For my first attempt, I used a cloud detection algorithm implemented as a GRASS add-on module : (i.landsat.acca.) I then combined the seven images I had at hand, minus their clouds and stripes, to create a new composite image.


Composite image made from seven images
with clouds removed with the i.landsat.acca
GRASS add-on module

As can be seen, there is a lot of data missing in the resulting image. As a matter of a fact, this image is more fragmented than the least cloudy image of the seven used to create the composite (see first and second image of this post.)
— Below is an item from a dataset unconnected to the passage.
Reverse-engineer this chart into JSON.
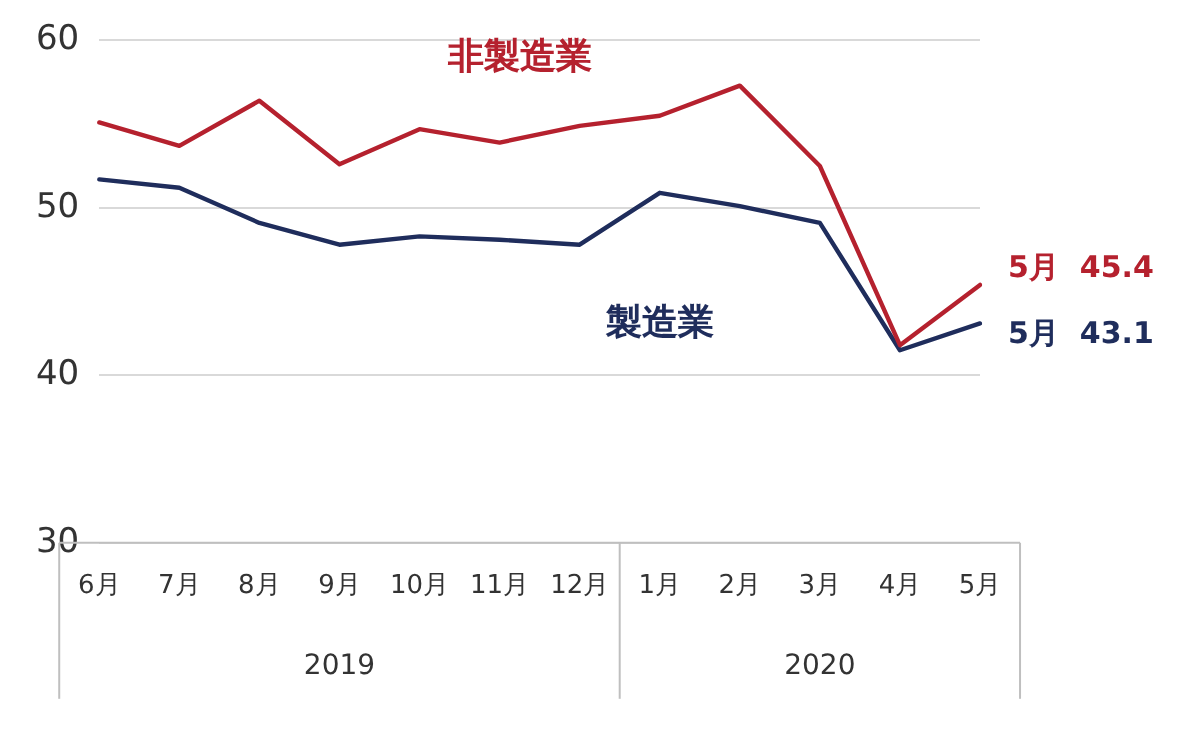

This led me to investigate how I could reassemble my seven images without using this module. I gave all the missing values (thick cloud obstruction and stripes) the value 255. None of the unsaturated pixel even comes close to nearing this value. I then crated a new image, pixel by pixel, using the minimum value for a given pixel out of the seven images. My premise was that the darkest pixel is the one least affected by haze or partial cloud obstruction (which makes the pixel pale; pale pixels have a higher value.) I obtained this resulting image:


Composite image obtained by using the minimal
value for each pixel out of seven images

The problem with this approach is that cloud shadows tend to be very dark. This explains the numerous dark patches, which can be seen in the image above. Unfortunately, when using the exact opposite approach, the resulting image includes lots of haze and outer edges of clouds:


Close-up of a composite image obtained
by using the maximal value for each
pixel out of seven images

What seems most promising is to use the median values of all the pixels that are neither clouds nor stripes. Because GRASS has trouble dealing with null values for pixel by pixel analysis, the images had to be exported into the statistical software R to extract the median values, than reimported into GRASS for further analysis.
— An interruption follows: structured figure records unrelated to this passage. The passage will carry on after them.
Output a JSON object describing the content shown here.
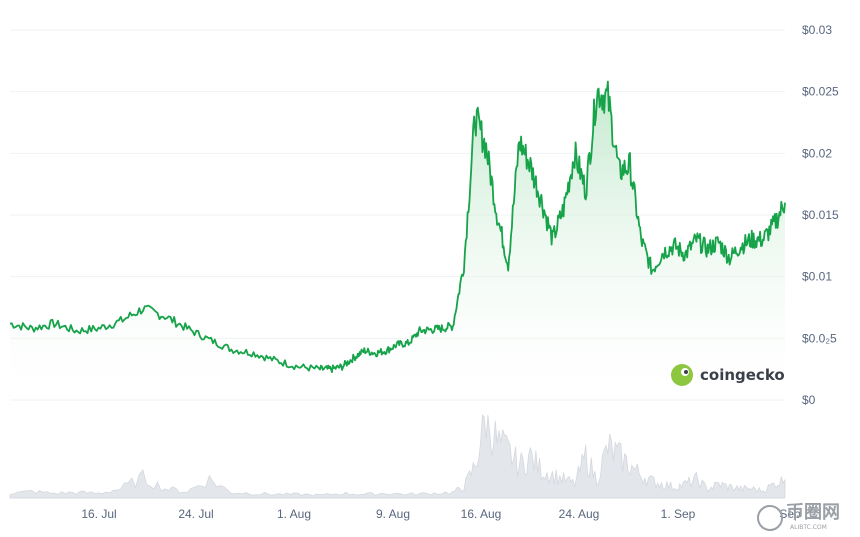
{
  "chart_data": {
    "type": "area",
    "title": "",
    "xlabel": "",
    "ylabel": "",
    "ylim": [
      0,
      0.03
    ],
    "y_ticks": [
      "$0",
      "$0.0₂5",
      "$0.01",
      "$0.015",
      "$0.02",
      "$0.025",
      "$0.03"
    ],
    "x_ticks": [
      "16. Jul",
      "24. Jul",
      "1. Aug",
      "9. Aug",
      "16. Aug",
      "24. Aug",
      "1. Sep",
      "Sep"
    ],
    "grid": true,
    "series": [
      {
        "kind": "price",
        "x": [
          0,
          2,
          4,
          6,
          8,
          10,
          12,
          14,
          16,
          18,
          20,
          22,
          24,
          26,
          28,
          29,
          30,
          31,
          32,
          33,
          34,
          35,
          36,
          37,
          38,
          39,
          40,
          41,
          42,
          43,
          44,
          45,
          46,
          47,
          48,
          49,
          50,
          51,
          52,
          53,
          54,
          55,
          56,
          57,
          58,
          59,
          60,
          61,
          62,
          63,
          64,
          65,
          66,
          67,
          68,
          69,
          70
        ],
        "values": [
          0.0062,
          0.0058,
          0.0062,
          0.0056,
          0.0058,
          0.0064,
          0.0074,
          0.0068,
          0.0058,
          0.0049,
          0.0041,
          0.0038,
          0.0032,
          0.0027,
          0.0025,
          0.0025,
          0.0027,
          0.0034,
          0.004,
          0.0038,
          0.004,
          0.0045,
          0.0046,
          0.0056,
          0.0057,
          0.0058,
          0.006,
          0.011,
          0.023,
          0.0205,
          0.015,
          0.011,
          0.021,
          0.019,
          0.0162,
          0.013,
          0.0155,
          0.02,
          0.017,
          0.025,
          0.0245,
          0.0185,
          0.019,
          0.013,
          0.0105,
          0.012,
          0.0125,
          0.0118,
          0.013,
          0.0122,
          0.0128,
          0.0115,
          0.0125,
          0.013,
          0.013,
          0.0142,
          0.016
        ]
      },
      {
        "kind": "volume",
        "x": [
          0,
          2,
          4,
          6,
          8,
          10,
          12,
          14,
          16,
          18,
          20,
          22,
          24,
          26,
          28,
          30,
          32,
          34,
          36,
          38,
          40,
          41,
          42,
          43,
          44,
          45,
          46,
          47,
          48,
          49,
          50,
          51,
          52,
          53,
          54,
          55,
          56,
          57,
          58,
          59,
          60,
          61,
          62,
          63,
          64,
          65,
          66,
          67,
          68,
          69,
          70
        ],
        "values": [
          0.05,
          0.07,
          0.05,
          0.06,
          0.05,
          0.1,
          0.22,
          0.1,
          0.07,
          0.2,
          0.06,
          0.05,
          0.04,
          0.04,
          0.03,
          0.05,
          0.04,
          0.05,
          0.04,
          0.05,
          0.06,
          0.12,
          0.35,
          0.9,
          0.6,
          0.5,
          0.35,
          0.45,
          0.3,
          0.25,
          0.2,
          0.15,
          0.45,
          0.2,
          0.55,
          0.45,
          0.35,
          0.25,
          0.18,
          0.15,
          0.12,
          0.15,
          0.2,
          0.1,
          0.15,
          0.12,
          0.1,
          0.1,
          0.08,
          0.15,
          0.2
        ]
      }
    ]
  },
  "branding": {
    "name": "coingecko"
  },
  "watermark": {
    "text": "币圈网",
    "url": "ALIBTC.COM"
  },
  "colors": {
    "line": "#16a34a",
    "area_top": "#b7e4c3",
    "volume": "#e3e6ea",
    "grid": "#eff2f5"
  }
}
Image composed of the median value
for each pixel (RGB composite)


Same image (false colors composite)


Close-up the same image (RGB composite)


Same close-up (false colors composite)

Now I need to see how useful this image can be to produce classifications or band ratios such as NDVIs.

1 comment:

mark allen said...

Interesting post. I am writing my thesis for my master on the deforestation of Sumatra, Berbak National Park. I have been hit with the same issues. Most of the landsat images are just not up to scratch and most have 40% or more cloud cover. I have fought hard with arcmap but the image enhancement and correction is just not up to scratch so use ENVI. I'm interested in other techniques that you have used. I plan to write a blog eventually about my findings.

Thanks
Mark Allen